Jet guys' numbers are a little harder to predict, as RadicalDude is alluding to, but historically, assuming you have two squadrons that deploy about the same, the helo guys will have about the same time as the P-3 guys. Sometimes that means 800 in model, somtimes that means 1000, but the math usually works out about the same. Lately, I've seen helo guys coming out of a FRS tour with ~14-1600 hours total. Guys coming out of a TRACOM tour will usually be ~2000. Just the nature of the beast(s).

Obviously this is all pre-sequestration.
 

ChunksJR

Retired.
pilot
Contributor
The tactical safety "hard deck" of flight hours being pushed by the NSC is 10 hrs/aviator/month. Less than that show a marked increase in decision making errors....
 

BusyBee604

St. Francis/Hugh Hefner Combo!
pilot
Super Moderator
Contributor
Went through my flying career ('57 - '74) averaging ~300 hrs/year. Includes TraCom; 5 Sqdns-3 fleet, 2 FRS IP (A-4); ShipsCo tour (C-1A); Staff tour (unlimited FRS A-4 time).
*Factor: During my era, JP-4/5 fuel costs = $0.09 - $0.12/gal!;)
BzB
 

fc2spyguy

loving my warm and comfy 214 blanket
pilot
Contributor
I would have easily had 1k TT after first fleet tour, only need 130 to get there. However, my neck has decided not to cooperate. I averaged anywhere from 20-40hrs back at home depending on the month, then about 30 hours on a gator det, and my whole two month supply det netted me about 20 hours . . .
 

scoolbubba

Brett327 gargles ballsacks
pilot
Contributor
That may be one of the differences in communities. I'd be interested to see the comparisons between the 'average' helo/p3/jet guy's hours.
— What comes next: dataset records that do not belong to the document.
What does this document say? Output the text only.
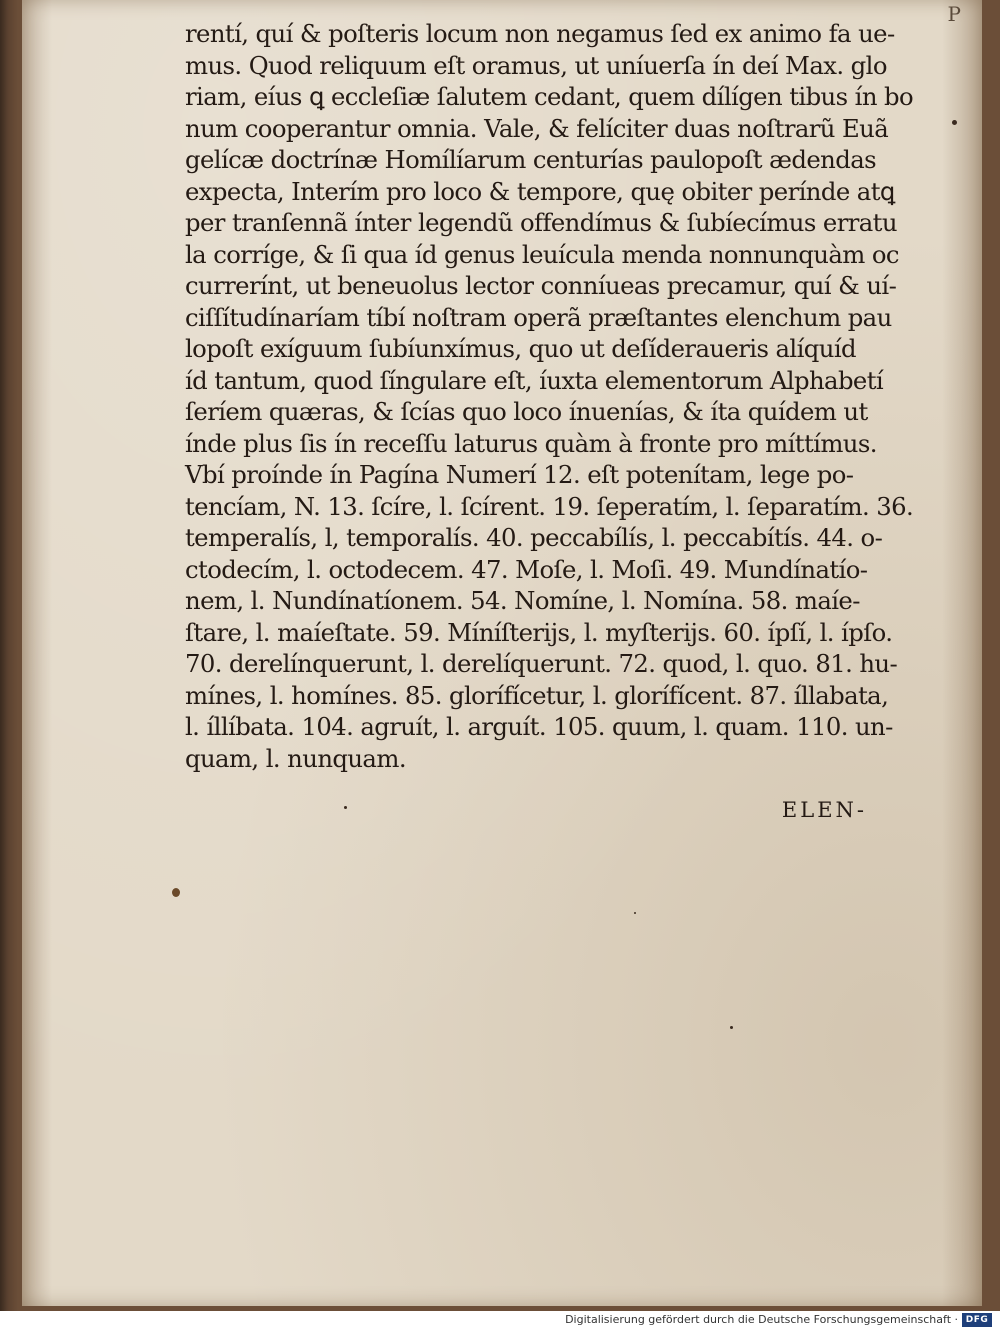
P
rentí, quí & poſteris locum non negamus ſed ex animo fa ue-
mus. Quod reliquum eſt oramus, ut uníuerſa ín deí Max. glo
riam, eíus ꝗ eccleſiæ ſalutem cedant, quem dílígen tibus ín bo
num cooperantur omnia. Vale, & felíciter duas noſtrarũ Euã
gelícæ doctrínæ Homílíarum centurías paulopoſt ædendas
expecta, Interím pro loco & tempore, quę obiter perínde atꝗ
per tranſennã ínter legendũ offendímus & ſubíecímus erratu
la corríge, & ſi qua íd genus leuícula menda nonnunquàm oc
currerínt, ut beneuolus lector conníueas precamur, quí & uí-
ciſſítudínaríam tíbí noſtram operã præſtantes elenchum pau
lopoſt exíguum ſubíunxímus, quo ut deſíderaueris alíquíd
íd tantum, quod ſíngulare eſt, íuxta elementorum Alphabetí
ſeríem quæras, & ſcías quo loco ínuenías, & íta quídem ut
índe plus ſis ín receſſu laturus quàm à fronte pro míttímus.
Vbí proínde ín Pagína Numerí 12. eſt potenítam, lege po-
tencíam, N. 13. ſcíre, l. ſcírent. 19. ſeperatím, l. ſeparatím. 36.
temperalís, l, temporalís. 40. peccabílís, l. peccabítís. 44. o-
ctodecím, l. octodecem. 47. Moſe, l. Moſi. 49. Mundínatío-
nem, l. Nundínatíonem. 54. Nomíne, l. Nomína. 58. maíe-
ſtare, l. maíeſtate. 59. Míníſterijs, l. myſterijs. 60. ípſí, l. ípſo.
70. derelínquerunt, l. derelíquerunt. 72. quod, l. quo. 81. hu-
mínes, l. homínes. 85. glorífícetur, l. glorífícent. 87. íllabata,
l. íllíbata. 104. agruít, l. arguít. 105. quum, l. quam. 110. un-
quam, l. nunquam.
ELEN-
Digitalisierung gefördert durch die Deutsche Forschungsgemeinschaft · DFG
I was a bit of an exception, but not much. The P-3 IP types walk away with higher hours, just because they're flying more often with upgraders, and get the whole 5.0 of a flight with no special crew time, vice having to split it, when they do pilot trainers.

I was also the det whipping boy, which I didn't mind. Until I got sent to the fucking desert for 2 months before we went for 7. That one I minded.